E se Putin estiver só na fotografia? - TVI

E se Putin estiver só na fotografia?

    Sebastião Bugalho
    Comentador
  • 21 mar 2023, 14:55
Vladimir Putin recebe Xi Jinping em Moscovo (Foto: AP)

Como Xi mantém a ambiguidade sobre a Ucrânia, mantém pontes com o Ocidente e não deixa a Rússia cair

LIMITAR O QUE NÃO TINHA LIMITES
POR SEBASTIÃO BUGALHO

A ida de Xi Jinping a Moscovo, na primeira visita de Estado do seu terceiro mandato como presidente da China, é um sucesso diplomático de Vladimir Putin mas não um triunfo político. Tem um significado, é certo, mas dificilmente uma concretização realmente favorável ao presidente russo.

A ideia de "parceria sem limites", verbalizada 20 dias antes da invasão da Ucrânia, em 2022, foi sendo sucessivamente moderada após o início da guerra. Se escutarmos ao pormenor, damos conta de como nenhum alto-dignitário chinês tornou a enunciá-la explicitamente, muito menos Xi. O presidente da República Popular da China fala hoje em "relação próxima", o seu novo ministro dos Negócios Estrangeiros chama-lhe "força motora" da ordem internacional e não mais do que isso. No último ano, o que "não tinha limites" passou a tê-los. 

Essa ambiguidade chinesa é frequentemente confundida (pelo Ocidente) com hostilidade (ao Ocidente), mas o seu posicionamento é feito de equilíbrios muito próprios que carecem de aprofundamento. A China, à semelhança dos Estados Unidos, tem como prioridade o mundo que sair da guerra na Ucrânia mais do que a Ucrânia que sobreviver a essa guerra. A disputa entre as duas superpotências tem mais que ver com o futuro (que ordem internacional?) do que com o presente (quem ganha a guerra?). E a visita de Xi Jinping compreende-se melhor através desse ângulo.

O modo como a China tem procurado instituir-se como promotora de paz no Médio Oriente e no continente europeu visa contrapor a imagem de um Ocidente que se está armar, não para a atacar, mas para a conter. O timing de Xi foi claro: a mediação do acordo Irão-Arábia Saudita na semana em que o AUKUS se reuniu a bordo do USS Missouri; a entrega do caderno de paz a Putin na semana em que a União Europeia anunciou a compra conjunta de munições. Para nós, europeus, são gestos de fugaz importância. Para o sul do globo, cuja influência não se deve menosprezar na reforma da ordem internacional, é uma demonstração de estabilidade. E a estabilidade, num mundo em guerra, é força. 

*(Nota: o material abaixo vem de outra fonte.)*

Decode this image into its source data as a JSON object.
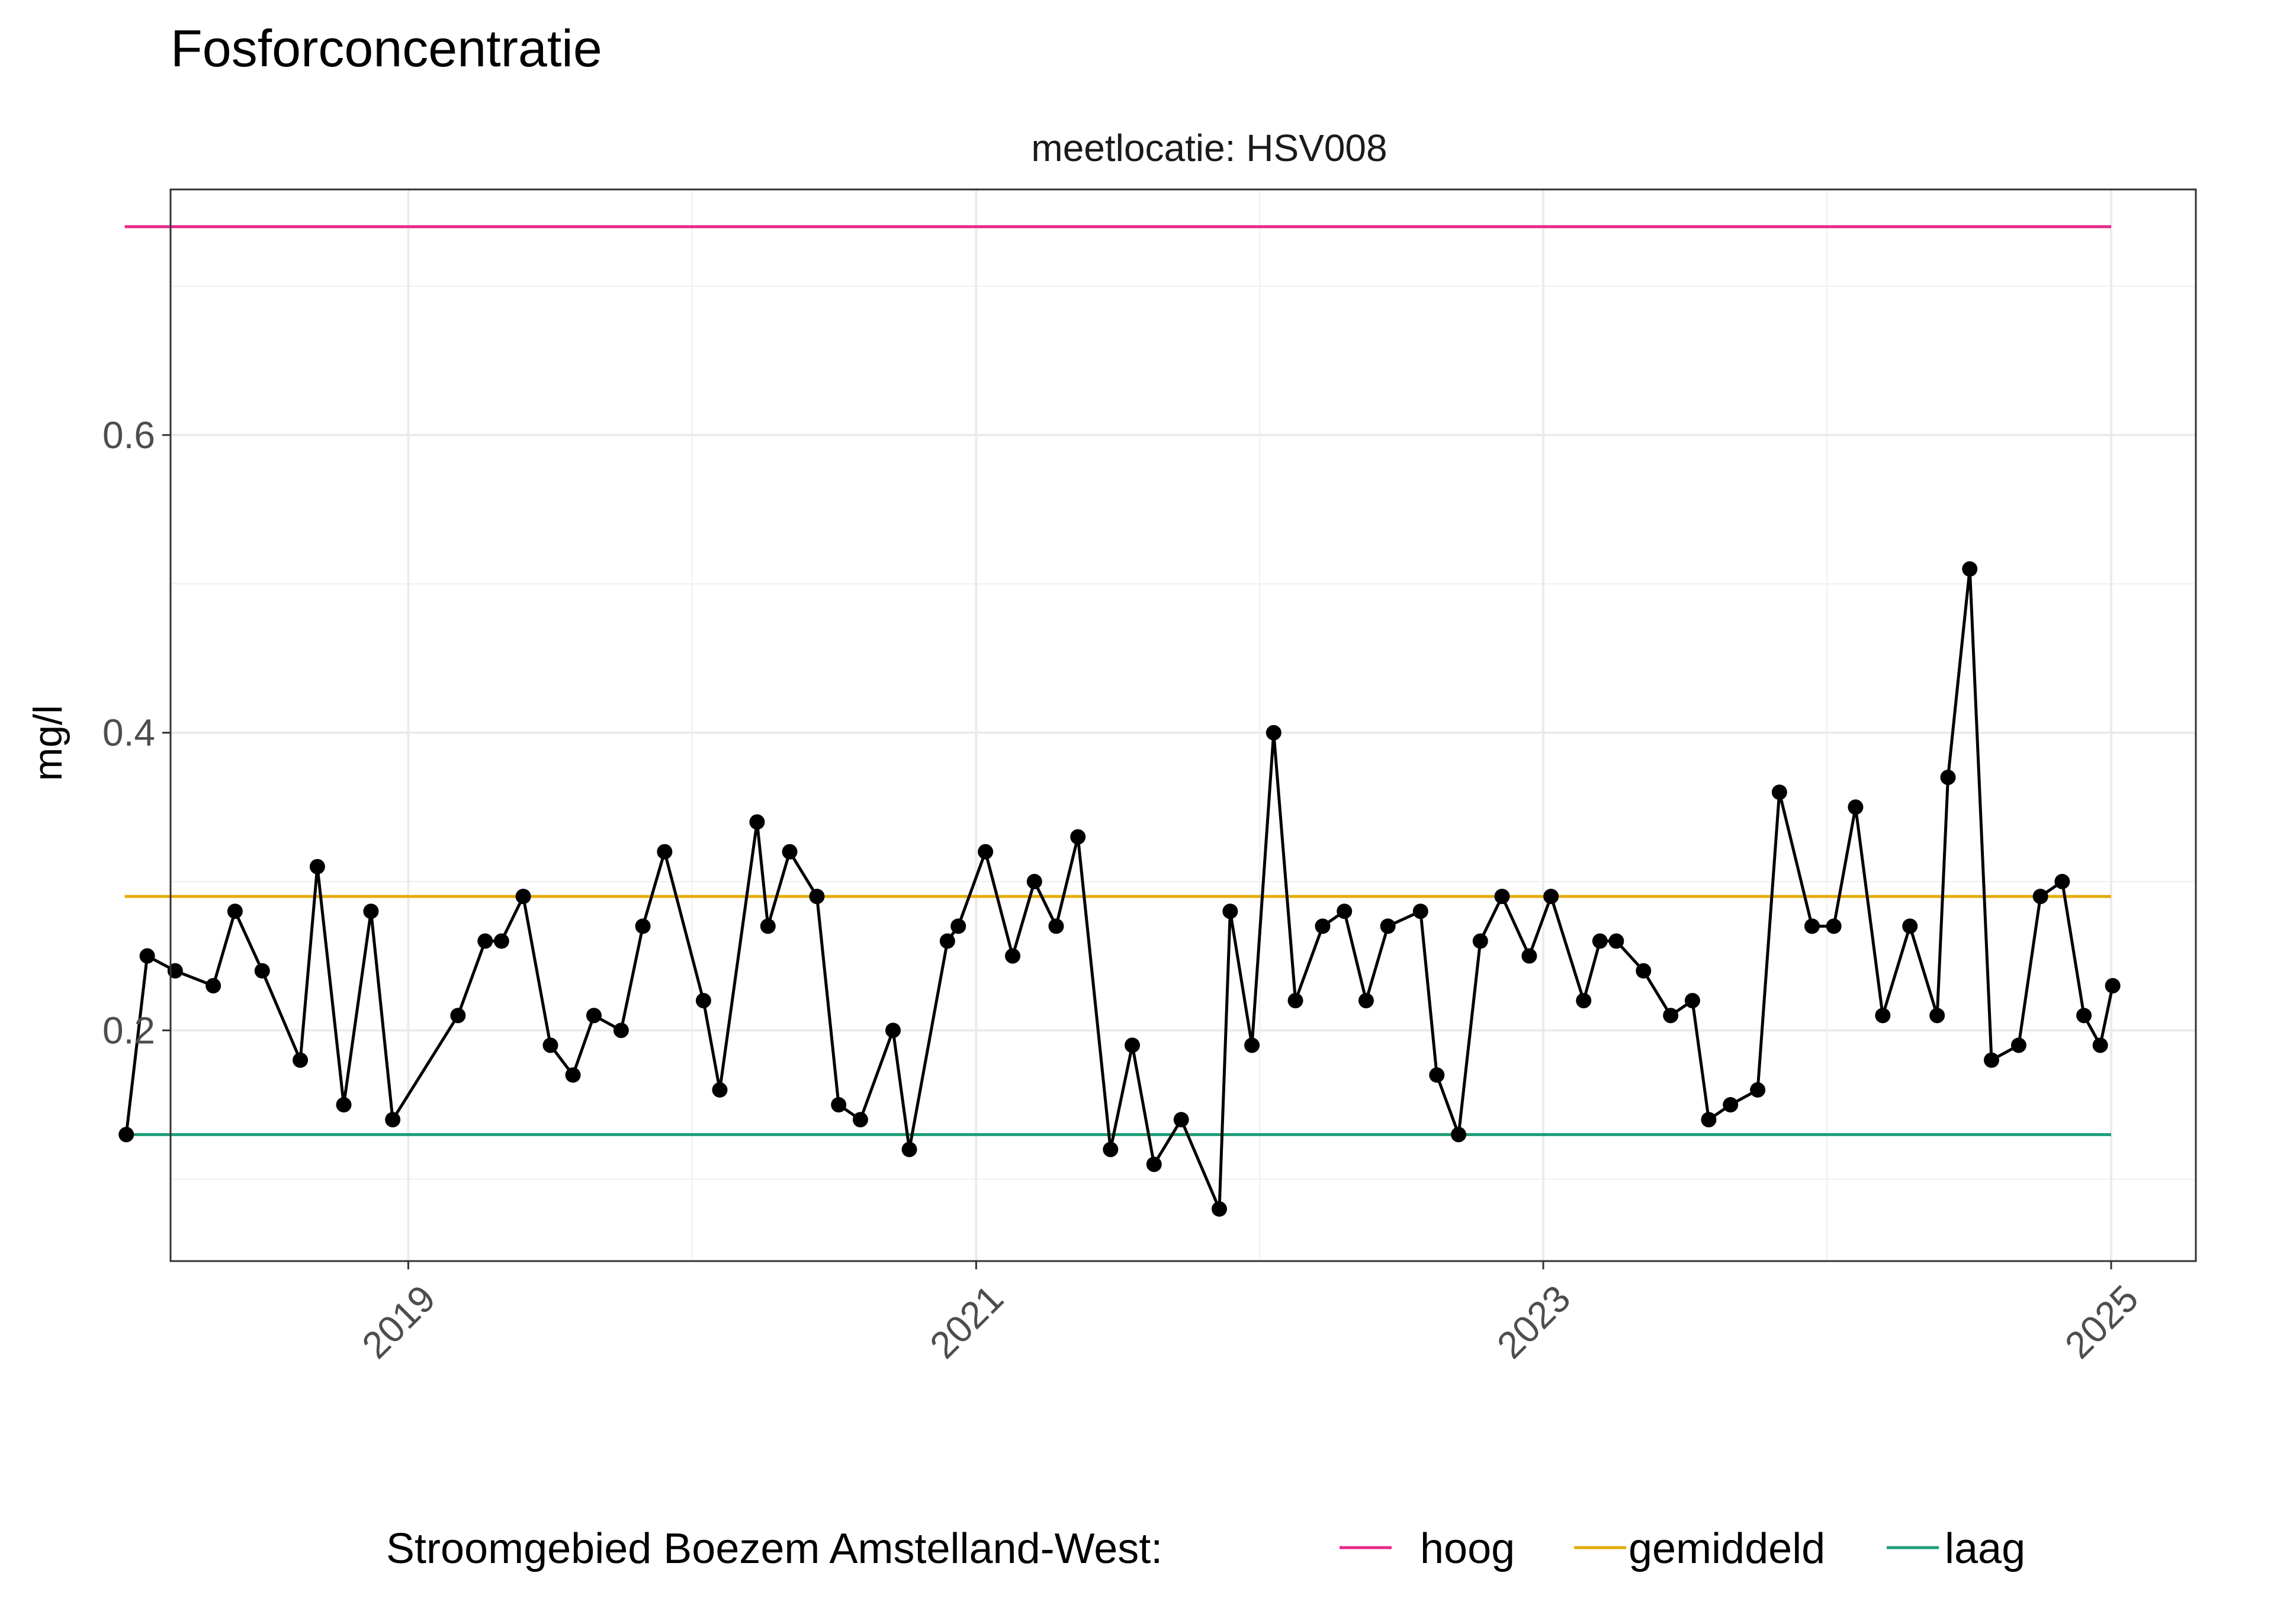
{
  "chart_data": {
    "type": "line",
    "title": "Fosforconcentratie",
    "subtitle": "meetlocatie: HSV008",
    "xlabel": "",
    "ylabel": "mg/l",
    "xlim": [
      "2018-03-01",
      "2025-04-20"
    ],
    "ylim": [
      0.045,
      0.765
    ],
    "y_ticks": [
      0.2,
      0.4,
      0.6
    ],
    "x_ticks": [
      "2019",
      "2021",
      "2023",
      "2025"
    ],
    "grid": true,
    "legend": {
      "position": "bottom",
      "title": "Stroomgebied Boezem Amstelland-West:",
      "entries": [
        "hoog",
        "gemiddeld",
        "laag"
      ]
    },
    "reference_lines": [
      {
        "name": "hoog",
        "value": 0.74,
        "color": "#E7298A",
        "x_start": "2018-01-01",
        "x_end": "2025-01-01"
      },
      {
        "name": "gemiddeld",
        "value": 0.29,
        "color": "#E6AB02",
        "x_start": "2018-01-01",
        "x_end": "2025-01-01"
      },
      {
        "name": "laag",
        "value": 0.13,
        "color": "#1B9E77",
        "x_start": "2018-01-01",
        "x_end": "2025-01-01"
      }
    ],
    "series": [
      {
        "color": "#000000",
        "points": [
          [
            "2018-01-03",
            0.13
          ],
          [
            "2018-01-30",
            0.25
          ],
          [
            "2018-03-07",
            0.24
          ],
          [
            "2018-04-25",
            0.23
          ],
          [
            "2018-05-23",
            0.28
          ],
          [
            "2018-06-27",
            0.24
          ],
          [
            "2018-08-15",
            0.18
          ],
          [
            "2018-09-06",
            0.31
          ],
          [
            "2018-10-10",
            0.15
          ],
          [
            "2018-11-14",
            0.28
          ],
          [
            "2018-12-12",
            0.14
          ],
          [
            "2019-03-06",
            0.21
          ],
          [
            "2019-04-10",
            0.26
          ],
          [
            "2019-05-01",
            0.26
          ],
          [
            "2019-05-29",
            0.29
          ],
          [
            "2019-07-03",
            0.19
          ],
          [
            "2019-08-01",
            0.17
          ],
          [
            "2019-08-28",
            0.21
          ],
          [
            "2019-10-02",
            0.2
          ],
          [
            "2019-10-30",
            0.27
          ],
          [
            "2019-11-27",
            0.32
          ],
          [
            "2020-01-16",
            0.22
          ],
          [
            "2020-02-06",
            0.16
          ],
          [
            "2020-03-25",
            0.34
          ],
          [
            "2020-04-08",
            0.27
          ],
          [
            "2020-05-06",
            0.32
          ],
          [
            "2020-06-10",
            0.29
          ],
          [
            "2020-07-08",
            0.15
          ],
          [
            "2020-08-05",
            0.14
          ],
          [
            "2020-09-16",
            0.2
          ],
          [
            "2020-10-07",
            0.12
          ],
          [
            "2020-11-25",
            0.26
          ],
          [
            "2020-12-09",
            0.27
          ],
          [
            "2021-01-13",
            0.32
          ],
          [
            "2021-02-17",
            0.25
          ],
          [
            "2021-03-17",
            0.3
          ],
          [
            "2021-04-14",
            0.27
          ],
          [
            "2021-05-12",
            0.33
          ],
          [
            "2021-06-23",
            0.12
          ],
          [
            "2021-07-21",
            0.19
          ],
          [
            "2021-08-18",
            0.11
          ],
          [
            "2021-09-22",
            0.14
          ],
          [
            "2021-11-10",
            0.08
          ],
          [
            "2021-11-24",
            0.28
          ],
          [
            "2021-12-22",
            0.19
          ],
          [
            "2022-01-19",
            0.4
          ],
          [
            "2022-02-16",
            0.22
          ],
          [
            "2022-03-23",
            0.27
          ],
          [
            "2022-04-20",
            0.28
          ],
          [
            "2022-05-18",
            0.22
          ],
          [
            "2022-06-15",
            0.27
          ],
          [
            "2022-07-27",
            0.28
          ],
          [
            "2022-08-17",
            0.17
          ],
          [
            "2022-09-14",
            0.13
          ],
          [
            "2022-10-12",
            0.26
          ],
          [
            "2022-11-09",
            0.29
          ],
          [
            "2022-12-14",
            0.25
          ],
          [
            "2023-01-11",
            0.29
          ],
          [
            "2023-02-22",
            0.22
          ],
          [
            "2023-03-15",
            0.26
          ],
          [
            "2023-04-05",
            0.26
          ],
          [
            "2023-05-10",
            0.24
          ],
          [
            "2023-06-14",
            0.21
          ],
          [
            "2023-07-12",
            0.22
          ],
          [
            "2023-08-02",
            0.14
          ],
          [
            "2023-08-30",
            0.15
          ],
          [
            "2023-10-04",
            0.16
          ],
          [
            "2023-11-01",
            0.36
          ],
          [
            "2023-12-13",
            0.27
          ],
          [
            "2024-01-10",
            0.27
          ],
          [
            "2024-02-07",
            0.35
          ],
          [
            "2024-03-13",
            0.21
          ],
          [
            "2024-04-17",
            0.27
          ],
          [
            "2024-05-22",
            0.21
          ],
          [
            "2024-06-05",
            0.37
          ],
          [
            "2024-07-03",
            0.51
          ],
          [
            "2024-07-31",
            0.18
          ],
          [
            "2024-09-04",
            0.19
          ],
          [
            "2024-10-02",
            0.29
          ],
          [
            "2024-10-30",
            0.3
          ],
          [
            "2024-11-27",
            0.21
          ],
          [
            "2024-12-18",
            0.19
          ],
          [
            "2025-01-03",
            0.23
          ]
        ]
      }
    ]
  }
}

Para a China, o conflito no leste europeu teve duas consequências imediatamente contrárias aos seus interesses: unificação ocidental e perturbação dos mercados; revitalização da NATO e tensão comercial. Para um poder de vocação simultaneamente revisionista e exportadora, ambas foram péssimas notícias. Mas no longo prazo, na batalha pelo que vem a seguir, não é necessariamente assim. Se uma vitória de Putin enfraqueceria o Ocidente, uma derrota da Rússia torná-la-ia ainda mais dependente da China, o que faz de Xi o único líder que não joga diretamente o seu futuro estratégico no resultado do conflito. A China é o vértice mais protegido de um triângulo em inevitável rodopio. E é essa ambivalência que ajuda a explicar a sua ambiguidade: é do seu interesse. 

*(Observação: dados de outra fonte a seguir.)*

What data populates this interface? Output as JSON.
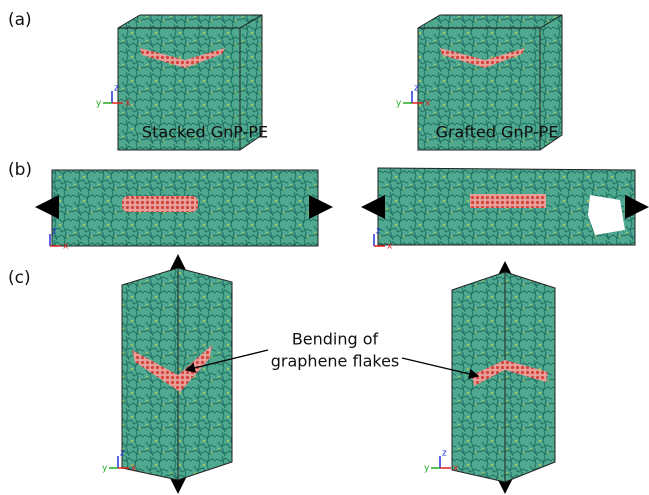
{
  "panels": {
    "a": "(a)",
    "b": "(b)",
    "c": "(c)"
  },
  "captions": [
    "Stacked GnP-PE",
    "Grafted GnP-PE"
  ],
  "annotation": [
    "Bending of",
    "graphene flakes"
  ],
  "triads": [
    {
      "z": "z",
      "y": "y",
      "x": "x"
    },
    {
      "z": "z",
      "y": "y",
      "x": "x"
    },
    {
      "z": "z",
      "x": "x"
    },
    {
      "z": "z",
      "x": "x"
    },
    {
      "z": "z",
      "y": "y",
      "x": "x"
    },
    {
      "z": "z",
      "y": "y",
      "x": "x"
    }
  ]
}
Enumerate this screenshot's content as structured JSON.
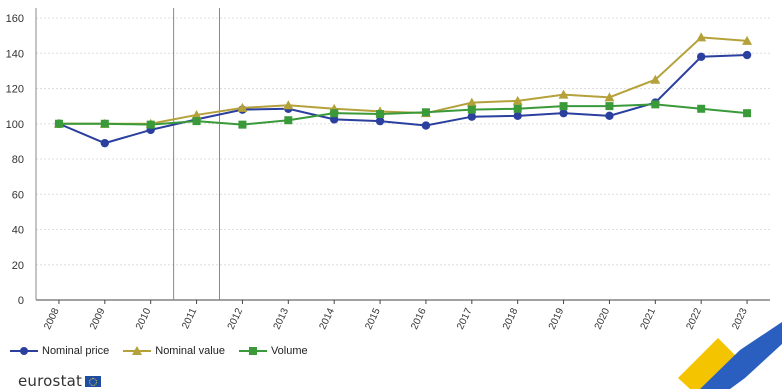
{
  "chart_data": {
    "type": "line",
    "x": [
      "2008",
      "2009",
      "2010",
      "2011",
      "2012",
      "2013",
      "2014",
      "2015",
      "2016",
      "2017",
      "2018",
      "2019",
      "2020",
      "2021",
      "2022",
      "2023"
    ],
    "ylim": [
      0,
      160
    ],
    "yticks": [
      "0",
      "20",
      "40",
      "60",
      "80",
      "100",
      "120",
      "140",
      "160"
    ],
    "grid": true,
    "legend_position": "bottom-left",
    "series": [
      {
        "name": "Nominal price",
        "color": "#2b3f9e",
        "marker": "circle",
        "values": [
          100,
          89,
          96.5,
          102.5,
          108,
          108.5,
          102.5,
          101.5,
          99,
          104,
          104.5,
          106,
          104.5,
          112,
          138,
          139
        ]
      },
      {
        "name": "Nominal value",
        "color": "#b5a13a",
        "marker": "triangle",
        "values": [
          100,
          100,
          100,
          105,
          109,
          110.5,
          108.5,
          107,
          106,
          112,
          113,
          116.5,
          115,
          125,
          149,
          147
        ]
      },
      {
        "name": "Volume",
        "color": "#3a9a3a",
        "marker": "square",
        "values": [
          100,
          100,
          99.5,
          101.5,
          99.5,
          102,
          106,
          105.5,
          106.5,
          108,
          108.5,
          110,
          110,
          111,
          108.5,
          106
        ]
      }
    ]
  },
  "brand": {
    "text": "eurostat"
  }
}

Mantê-la exige um esforço diplomático constante e um custo político ocasional, mas numa óptica global - que é a sua - não se trata de algo despido de sentido, na medida em que os seus três objetivos são compatíveis, quando não dependentes, disso mesmo. O primeiro, abertura de mercados, para recuperar crescimento no pós-pandemia. O segundo, defesa da integridade territorial na arena internacional, fomentando a sua soberania sobre Taiwan e sobre o seu mar do sul. O terceiro, autonomia estratégica na ordem internacional que sair da guerra, contestando a vocação unipolar de Washington.

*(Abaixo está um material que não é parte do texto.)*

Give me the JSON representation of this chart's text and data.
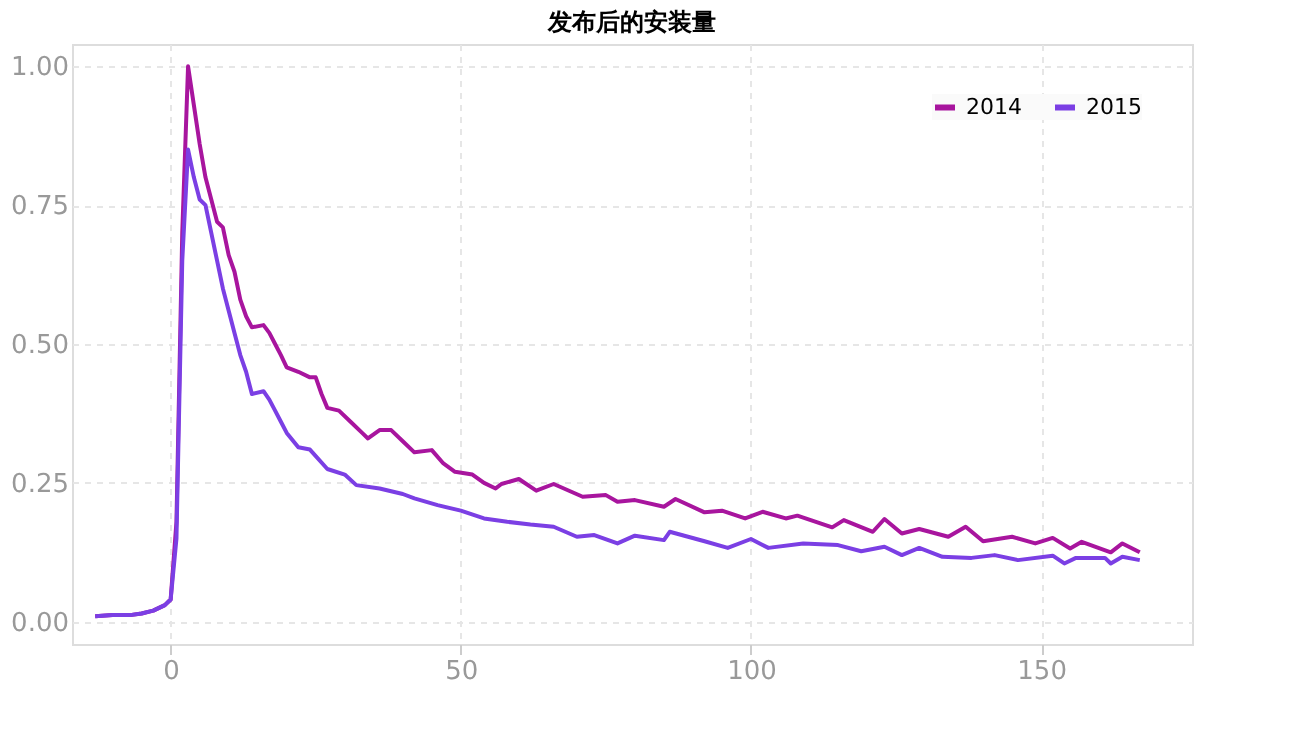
{
  "chart_data": {
    "type": "line",
    "title": "发布后的安装量",
    "xlim": [
      -17,
      176
    ],
    "ylim": [
      -0.04,
      1.04
    ],
    "xticks": [
      0,
      50,
      100,
      150
    ],
    "yticks": [
      {
        "value": 0,
        "label": "0.00"
      },
      {
        "value": 0.25,
        "label": "0.25"
      },
      {
        "value": 0.5,
        "label": "0.50"
      },
      {
        "value": 0.75,
        "label": "0.75"
      },
      {
        "value": 1,
        "label": "1.00"
      }
    ],
    "grid": true,
    "legend": "top right",
    "line_style": "solid",
    "marker": "none",
    "series": [
      {
        "name": "2014",
        "color": "#a8159e",
        "x": [
          -13,
          -10,
          -7,
          -5,
          -3,
          -1,
          0,
          1,
          2,
          3,
          4,
          5,
          6,
          7,
          8,
          9,
          10,
          11,
          12,
          13,
          14,
          16,
          17,
          18,
          19,
          20,
          22,
          24,
          25,
          26,
          27,
          29,
          31,
          33,
          34,
          36,
          38,
          40,
          42,
          45,
          47,
          49,
          52,
          54,
          56,
          57,
          60,
          63,
          66,
          71,
          75,
          77,
          80,
          85,
          87,
          92,
          95,
          99,
          102,
          106,
          108,
          114,
          116,
          121,
          123,
          126,
          129,
          134,
          137,
          140,
          145,
          149,
          152,
          155,
          157,
          162,
          164,
          167
        ],
        "values": [
          0.01,
          0.012,
          0.012,
          0.015,
          0.02,
          0.03,
          0.04,
          0.18,
          0.7,
          1.0,
          0.93,
          0.86,
          0.8,
          0.76,
          0.72,
          0.71,
          0.66,
          0.63,
          0.58,
          0.55,
          0.53,
          0.534,
          0.52,
          0.5,
          0.48,
          0.458,
          0.45,
          0.44,
          0.44,
          0.41,
          0.385,
          0.38,
          0.36,
          0.34,
          0.33,
          0.345,
          0.345,
          0.325,
          0.305,
          0.309,
          0.285,
          0.27,
          0.265,
          0.25,
          0.24,
          0.248,
          0.257,
          0.236,
          0.248,
          0.225,
          0.228,
          0.216,
          0.219,
          0.207,
          0.221,
          0.197,
          0.2,
          0.186,
          0.198,
          0.186,
          0.191,
          0.17,
          0.183,
          0.162,
          0.185,
          0.159,
          0.167,
          0.153,
          0.171,
          0.145,
          0.153,
          0.141,
          0.151,
          0.132,
          0.144,
          0.125,
          0.141,
          0.125
        ]
      },
      {
        "name": "2015",
        "color": "#7b3fe4",
        "x": [
          -13,
          -10,
          -7,
          -5,
          -3,
          -1,
          0,
          1,
          2,
          3,
          4,
          5,
          6,
          7,
          8,
          9,
          10,
          11,
          12,
          13,
          14,
          16,
          17,
          18,
          19,
          20,
          22,
          24,
          27,
          30,
          32,
          36,
          38,
          40,
          42,
          46,
          50,
          54,
          58,
          62,
          66,
          70,
          73,
          77,
          80,
          85,
          86,
          92,
          96,
          100,
          103,
          109,
          115,
          119,
          123,
          126,
          129,
          133,
          138,
          142,
          146,
          152,
          154,
          156,
          161,
          162,
          164,
          167
        ],
        "values": [
          0.01,
          0.012,
          0.012,
          0.015,
          0.02,
          0.03,
          0.04,
          0.15,
          0.65,
          0.85,
          0.8,
          0.76,
          0.75,
          0.7,
          0.65,
          0.6,
          0.56,
          0.52,
          0.48,
          0.45,
          0.41,
          0.415,
          0.4,
          0.38,
          0.36,
          0.34,
          0.314,
          0.31,
          0.275,
          0.265,
          0.246,
          0.24,
          0.235,
          0.23,
          0.222,
          0.21,
          0.2,
          0.186,
          0.18,
          0.175,
          0.171,
          0.153,
          0.156,
          0.141,
          0.155,
          0.147,
          0.162,
          0.145,
          0.133,
          0.149,
          0.133,
          0.141,
          0.138,
          0.127,
          0.135,
          0.12,
          0.133,
          0.117,
          0.115,
          0.12,
          0.111,
          0.119,
          0.105,
          0.115,
          0.115,
          0.105,
          0.117,
          0.111
        ]
      }
    ]
  }
}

Ora, dos três objetivos apenas o último é coincidente com a Rússia. O primeiro, a abertura de mercados, obriga Xi a manter pontes políticas com o Ocidente que travam o seu apoio a Vladimir Putin. É ver os números: em 2022, a relação comercial da China com a Rússia valeu 190 mil milhões de dólares, enquanto a relação comercial da China com os Estados Unidos valeu 690 mil milhões. O segundo, a defesa da integridade territorial, é um fator de distanciamento óbvio de um país que, neste momento, ocupa outro. O terceiro, a contestação à vocação unipolar norte-americana, é verdadeiramente o único que une os interesses chineses aos russos. E isto também explica melhor como – e porque – é que a China limitou uma parceria que, antes da guerra, não conhecia limites.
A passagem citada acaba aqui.